On November 17, a Malaysian-owned chemical tanker was hijacked in the South China Sea by a group of Indonesian pirates and taken to Vietnamese waters. After the International Maritime Bureau sent out an alert, Vietnamese authorities re-captured the vessel (which had been repainted and reflagged) and arrested the eleven suspected pirates on November 22. The nine crew members who were on board the hijacked tanker were forced into a life raft and released at sea on Wednesday. They were all rescued by local fishermen. This attack, the hijacking of a laden tanker, is said to be the first of its kind in the region in several years.
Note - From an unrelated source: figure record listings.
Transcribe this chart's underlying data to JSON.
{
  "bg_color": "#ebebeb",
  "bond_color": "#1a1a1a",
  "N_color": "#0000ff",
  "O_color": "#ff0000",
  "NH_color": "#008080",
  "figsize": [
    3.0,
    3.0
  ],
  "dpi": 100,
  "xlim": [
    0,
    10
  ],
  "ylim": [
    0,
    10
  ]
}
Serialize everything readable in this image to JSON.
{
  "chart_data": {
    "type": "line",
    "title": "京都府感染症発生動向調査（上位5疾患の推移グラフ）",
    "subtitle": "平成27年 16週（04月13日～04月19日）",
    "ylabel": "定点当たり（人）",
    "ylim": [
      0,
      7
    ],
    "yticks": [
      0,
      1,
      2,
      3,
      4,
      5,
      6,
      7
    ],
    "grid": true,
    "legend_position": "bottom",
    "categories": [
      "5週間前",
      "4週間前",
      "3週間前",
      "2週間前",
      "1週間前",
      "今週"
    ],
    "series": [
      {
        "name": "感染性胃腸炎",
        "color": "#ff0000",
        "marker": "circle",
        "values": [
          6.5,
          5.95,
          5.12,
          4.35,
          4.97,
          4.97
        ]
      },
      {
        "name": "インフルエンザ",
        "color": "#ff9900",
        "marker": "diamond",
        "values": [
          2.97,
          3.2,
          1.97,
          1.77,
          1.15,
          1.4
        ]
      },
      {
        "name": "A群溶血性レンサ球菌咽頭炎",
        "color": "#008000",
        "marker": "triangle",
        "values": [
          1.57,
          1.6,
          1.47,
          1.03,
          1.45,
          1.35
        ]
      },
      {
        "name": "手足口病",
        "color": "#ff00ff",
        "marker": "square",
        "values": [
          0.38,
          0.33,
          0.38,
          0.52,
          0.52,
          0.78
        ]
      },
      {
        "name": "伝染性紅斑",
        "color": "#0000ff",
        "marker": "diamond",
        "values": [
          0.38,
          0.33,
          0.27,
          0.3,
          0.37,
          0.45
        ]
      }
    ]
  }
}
As previously reported here and here, Indian Ambassador Hardeep Singh Puri holds the UN Security Council presidency this month, and convened the first Security Council debate on the general threat to world peace and security posed by maritime piracy. Puri stated that forty-three Indian citizens are currently being held hostage by pirates, and it is estimated that piracy costs the maritime industry at least $6.6 billion annually for security. U.N. Deputy Secretary-General Jan Eliasson said that countries who are involved in counter-piracy operations need better communication with each other, and called for an agreement on the rules regulating the placement of private armed guards on merchant ships. U.S. Ambassador Susan Rice asserted that no ship carrying armed guards has been successfully hijacked, but the merits are controversial. Russian and Italian private guards have inadvertently fired on and killed fishermen off the coast of Somalia, mistakenly believing they were pirates approaching with the intent to board. French Ambassador Gerard Araud emphasized the greater deterrent effect that government-posted naval patrols have in warding off attacks. He also stressed the fact that about 80% of those arrested on suspicion of piracy are released without facing any prosecution, and that there is a need for a more efficient system of justice. More than twenty different nations have apprehended pirates off the coast of Somalia, and without a system in place to handle those arrested, many have simply been released back to Somalia. Though piracy is down this year, it is widely accepted that there must continue to be a strong focus on counter-piracy measures, or attacks will increase again.
The following day, the Security Council renewed authorizations put in place in 2008, which were developed to allow international cooperation in the fight against piracy. The Council emphasized the role Somalia is expected to play in these efforts and requested that the nation pass a complete set of anti-piracy laws. It also called on all member states to fully criminalize acts of piracy and assist Somalia in its implementation of more effective policies to combat the problem. The development of specialized anti-piracy courts in Somalia and other similarly affected states was termed a priority. South Africa’s representative, while agreeing that the adoption of these measures is an important step, emphasized that as a whole the efforts ought to include measures to combat the root causes of piracy in order to stop it before it starts.
The International Maritime Bureau reports that as of November 20, there have been 261 total attacks worldwide and twenty-six hijackings worldwide so far this year. Of those numbers, Somalia accounts for seventy-one incidents and thirteen hijackings, with 212 total hostages. Currently, Somali pirates hold nine vessels and 154 hostages.